The track at this place makes a sharp curve and both sides of the mainline were lined with box and coal cars. The freight train was crawling into the yards under the impression that no train was coming and Engineer Koonce was heading for Hamlet at a good clip, sure also that the track was clear. The two engines lie now beside the track fast to each other in a grasp of death. The wrecking crew have so far been unable to separate them. The crash was heard all over town and the whistles of the round house and the sound of the escaping steam from the contending engines called the whole town to the scene of carnage and death.
Newspaper accounts of the accident include graphic descriptions of the injured, including one passenger who was asleep until he was decapitated. A field hospital was set up under a repair shed to tend to the injured.
The task was great. Sixty people were seriously injured. Twenty-eight more were slightly scratched. Seven were dead, and of the sixty, one died while on the table. Mrs. Landrum, a trained nurse from the Presbyterian hospital, Charlotte, was nursing a case in town and volunteered her services. She gave skilled aid in a very trying position.
Some of the injured were put on another train and taken to the hospital in Charlotte. Because so much of the train had been damaged, uninjured passengers had to remain in Hamlet because there were no cars to transport them.
The excursion was being run by the St. Joseph's Methodist church of Durham, and was scheduled to reach Charlotte at noon and return tonight.
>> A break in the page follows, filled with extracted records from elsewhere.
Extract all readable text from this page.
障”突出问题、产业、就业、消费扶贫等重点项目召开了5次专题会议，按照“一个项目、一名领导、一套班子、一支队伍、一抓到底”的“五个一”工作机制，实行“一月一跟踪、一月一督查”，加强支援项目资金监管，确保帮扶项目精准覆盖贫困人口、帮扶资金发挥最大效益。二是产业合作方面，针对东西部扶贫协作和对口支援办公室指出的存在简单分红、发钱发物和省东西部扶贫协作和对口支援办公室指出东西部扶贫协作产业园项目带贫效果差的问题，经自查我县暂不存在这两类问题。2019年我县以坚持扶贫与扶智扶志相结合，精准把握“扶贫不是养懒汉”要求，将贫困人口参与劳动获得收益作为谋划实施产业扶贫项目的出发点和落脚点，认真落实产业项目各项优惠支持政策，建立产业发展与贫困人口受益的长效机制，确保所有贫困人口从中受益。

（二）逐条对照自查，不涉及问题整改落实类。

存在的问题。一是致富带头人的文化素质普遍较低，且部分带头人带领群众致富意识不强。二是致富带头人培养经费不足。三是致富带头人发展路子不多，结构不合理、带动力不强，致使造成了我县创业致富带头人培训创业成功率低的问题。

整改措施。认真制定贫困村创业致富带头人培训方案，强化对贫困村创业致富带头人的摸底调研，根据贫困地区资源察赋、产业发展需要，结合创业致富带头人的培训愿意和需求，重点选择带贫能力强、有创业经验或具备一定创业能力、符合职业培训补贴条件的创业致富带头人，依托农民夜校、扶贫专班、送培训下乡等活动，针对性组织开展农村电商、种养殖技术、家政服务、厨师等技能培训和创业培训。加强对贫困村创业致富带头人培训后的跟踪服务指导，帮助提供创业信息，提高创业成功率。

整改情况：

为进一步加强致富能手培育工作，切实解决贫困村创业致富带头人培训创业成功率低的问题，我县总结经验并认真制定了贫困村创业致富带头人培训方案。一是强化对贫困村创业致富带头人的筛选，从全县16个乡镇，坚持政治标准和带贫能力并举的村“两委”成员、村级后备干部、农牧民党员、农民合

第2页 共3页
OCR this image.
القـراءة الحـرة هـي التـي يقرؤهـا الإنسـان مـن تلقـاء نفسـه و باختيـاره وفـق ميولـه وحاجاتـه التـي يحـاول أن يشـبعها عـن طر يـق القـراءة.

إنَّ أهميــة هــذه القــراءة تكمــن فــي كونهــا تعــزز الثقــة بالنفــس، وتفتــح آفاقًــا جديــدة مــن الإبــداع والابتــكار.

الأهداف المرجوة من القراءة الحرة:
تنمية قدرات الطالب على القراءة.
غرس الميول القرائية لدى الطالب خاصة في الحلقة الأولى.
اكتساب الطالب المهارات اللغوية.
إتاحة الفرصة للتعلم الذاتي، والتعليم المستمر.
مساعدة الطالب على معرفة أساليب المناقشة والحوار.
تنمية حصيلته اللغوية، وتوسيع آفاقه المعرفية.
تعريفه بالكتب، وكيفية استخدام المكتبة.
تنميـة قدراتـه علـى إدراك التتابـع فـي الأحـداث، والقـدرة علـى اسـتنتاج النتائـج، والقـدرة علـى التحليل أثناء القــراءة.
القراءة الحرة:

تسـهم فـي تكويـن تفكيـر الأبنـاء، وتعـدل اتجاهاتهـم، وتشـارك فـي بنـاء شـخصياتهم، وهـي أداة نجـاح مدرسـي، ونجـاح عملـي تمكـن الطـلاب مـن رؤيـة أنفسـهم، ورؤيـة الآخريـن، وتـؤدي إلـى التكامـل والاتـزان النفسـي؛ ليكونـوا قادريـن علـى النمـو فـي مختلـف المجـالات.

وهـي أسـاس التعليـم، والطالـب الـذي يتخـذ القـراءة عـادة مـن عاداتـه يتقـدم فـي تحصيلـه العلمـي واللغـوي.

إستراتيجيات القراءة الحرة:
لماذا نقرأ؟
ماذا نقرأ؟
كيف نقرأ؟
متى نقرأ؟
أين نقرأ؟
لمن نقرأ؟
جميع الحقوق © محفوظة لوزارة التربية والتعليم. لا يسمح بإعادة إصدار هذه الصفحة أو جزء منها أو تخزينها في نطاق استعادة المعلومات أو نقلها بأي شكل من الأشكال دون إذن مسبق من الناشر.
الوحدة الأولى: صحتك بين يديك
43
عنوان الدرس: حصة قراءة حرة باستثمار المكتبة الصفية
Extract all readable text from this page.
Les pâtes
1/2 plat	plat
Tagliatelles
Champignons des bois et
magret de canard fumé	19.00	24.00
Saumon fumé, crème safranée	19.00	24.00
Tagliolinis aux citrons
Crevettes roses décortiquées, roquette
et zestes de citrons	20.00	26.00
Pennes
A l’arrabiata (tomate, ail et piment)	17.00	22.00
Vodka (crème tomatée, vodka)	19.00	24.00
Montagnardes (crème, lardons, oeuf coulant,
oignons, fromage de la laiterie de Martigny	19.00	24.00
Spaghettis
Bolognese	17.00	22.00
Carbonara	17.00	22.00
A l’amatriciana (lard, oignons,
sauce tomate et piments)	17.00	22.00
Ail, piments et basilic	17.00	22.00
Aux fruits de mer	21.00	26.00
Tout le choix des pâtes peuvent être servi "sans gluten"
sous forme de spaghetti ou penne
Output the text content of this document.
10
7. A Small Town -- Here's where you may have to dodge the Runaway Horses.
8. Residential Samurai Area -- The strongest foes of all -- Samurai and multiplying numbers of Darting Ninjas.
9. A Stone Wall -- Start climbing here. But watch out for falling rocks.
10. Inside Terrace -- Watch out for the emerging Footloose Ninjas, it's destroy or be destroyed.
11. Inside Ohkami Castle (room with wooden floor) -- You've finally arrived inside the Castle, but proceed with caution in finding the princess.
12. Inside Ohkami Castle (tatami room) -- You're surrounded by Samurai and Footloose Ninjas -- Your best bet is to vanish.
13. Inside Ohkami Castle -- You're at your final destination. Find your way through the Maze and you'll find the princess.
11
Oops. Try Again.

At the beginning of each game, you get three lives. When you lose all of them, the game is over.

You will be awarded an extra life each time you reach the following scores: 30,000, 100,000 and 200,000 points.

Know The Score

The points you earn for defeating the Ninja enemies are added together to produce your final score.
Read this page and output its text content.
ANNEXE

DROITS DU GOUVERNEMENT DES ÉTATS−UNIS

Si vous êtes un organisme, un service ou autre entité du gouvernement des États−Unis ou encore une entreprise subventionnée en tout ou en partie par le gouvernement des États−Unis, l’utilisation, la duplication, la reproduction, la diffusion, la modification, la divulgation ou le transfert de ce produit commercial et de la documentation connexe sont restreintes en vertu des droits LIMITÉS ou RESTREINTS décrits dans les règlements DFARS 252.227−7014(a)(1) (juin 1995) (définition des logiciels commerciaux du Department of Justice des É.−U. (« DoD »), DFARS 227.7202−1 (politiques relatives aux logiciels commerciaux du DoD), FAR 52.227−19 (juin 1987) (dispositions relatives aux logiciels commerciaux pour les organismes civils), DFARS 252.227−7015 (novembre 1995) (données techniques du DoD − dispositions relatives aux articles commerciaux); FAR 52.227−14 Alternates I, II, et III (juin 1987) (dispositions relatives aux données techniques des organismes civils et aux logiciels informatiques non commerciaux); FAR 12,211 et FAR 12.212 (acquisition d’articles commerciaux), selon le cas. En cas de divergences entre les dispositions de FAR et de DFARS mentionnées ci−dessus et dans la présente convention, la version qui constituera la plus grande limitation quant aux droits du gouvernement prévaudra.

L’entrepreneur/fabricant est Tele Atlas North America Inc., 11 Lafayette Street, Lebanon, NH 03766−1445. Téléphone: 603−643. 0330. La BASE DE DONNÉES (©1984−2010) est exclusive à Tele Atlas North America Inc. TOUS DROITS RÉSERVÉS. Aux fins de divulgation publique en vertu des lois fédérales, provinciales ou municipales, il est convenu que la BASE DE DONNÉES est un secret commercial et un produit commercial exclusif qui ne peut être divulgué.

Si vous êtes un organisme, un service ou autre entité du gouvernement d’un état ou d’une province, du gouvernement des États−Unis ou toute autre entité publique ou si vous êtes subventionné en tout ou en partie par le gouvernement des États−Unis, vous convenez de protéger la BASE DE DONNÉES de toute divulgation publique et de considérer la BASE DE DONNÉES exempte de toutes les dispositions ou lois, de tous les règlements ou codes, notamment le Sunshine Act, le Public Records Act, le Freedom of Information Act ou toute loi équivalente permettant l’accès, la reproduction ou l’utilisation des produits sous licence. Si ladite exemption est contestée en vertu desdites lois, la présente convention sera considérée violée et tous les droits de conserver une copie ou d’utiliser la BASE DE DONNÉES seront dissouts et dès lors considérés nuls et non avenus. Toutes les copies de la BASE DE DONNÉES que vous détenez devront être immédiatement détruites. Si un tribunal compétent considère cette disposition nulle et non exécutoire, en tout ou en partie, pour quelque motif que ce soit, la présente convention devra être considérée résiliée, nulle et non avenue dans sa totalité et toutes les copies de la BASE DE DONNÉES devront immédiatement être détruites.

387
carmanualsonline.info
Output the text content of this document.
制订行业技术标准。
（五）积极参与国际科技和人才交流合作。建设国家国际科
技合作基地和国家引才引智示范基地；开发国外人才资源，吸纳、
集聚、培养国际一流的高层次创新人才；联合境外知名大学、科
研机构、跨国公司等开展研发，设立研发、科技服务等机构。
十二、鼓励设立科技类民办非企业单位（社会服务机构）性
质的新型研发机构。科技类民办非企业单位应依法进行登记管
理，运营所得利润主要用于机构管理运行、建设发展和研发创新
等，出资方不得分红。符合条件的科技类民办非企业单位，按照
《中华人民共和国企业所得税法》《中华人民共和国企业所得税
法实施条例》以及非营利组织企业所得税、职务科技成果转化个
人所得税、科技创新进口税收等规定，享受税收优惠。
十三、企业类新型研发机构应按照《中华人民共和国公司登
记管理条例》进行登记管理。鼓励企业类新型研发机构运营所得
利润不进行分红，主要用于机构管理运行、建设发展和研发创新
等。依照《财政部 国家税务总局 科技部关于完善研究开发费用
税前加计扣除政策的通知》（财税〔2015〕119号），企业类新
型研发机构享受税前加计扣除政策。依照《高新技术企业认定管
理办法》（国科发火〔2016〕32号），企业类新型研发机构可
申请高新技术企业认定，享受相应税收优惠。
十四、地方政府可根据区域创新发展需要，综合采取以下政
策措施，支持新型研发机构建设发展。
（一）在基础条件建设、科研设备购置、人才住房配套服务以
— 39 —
The excursionists will return to Durham with heavy hearts and without seeing Charlotte. -- The News & Observer 7/28/1911
The Interstate Commerce Commission investigated the accident and determined that the dispatcher for the freight train, Mr. Purvis, sent a message that the passenger train had cleared the track. Although the dispatchers for both trains were working in the same room, Mr. Purvis failed to verify this information before sending the message.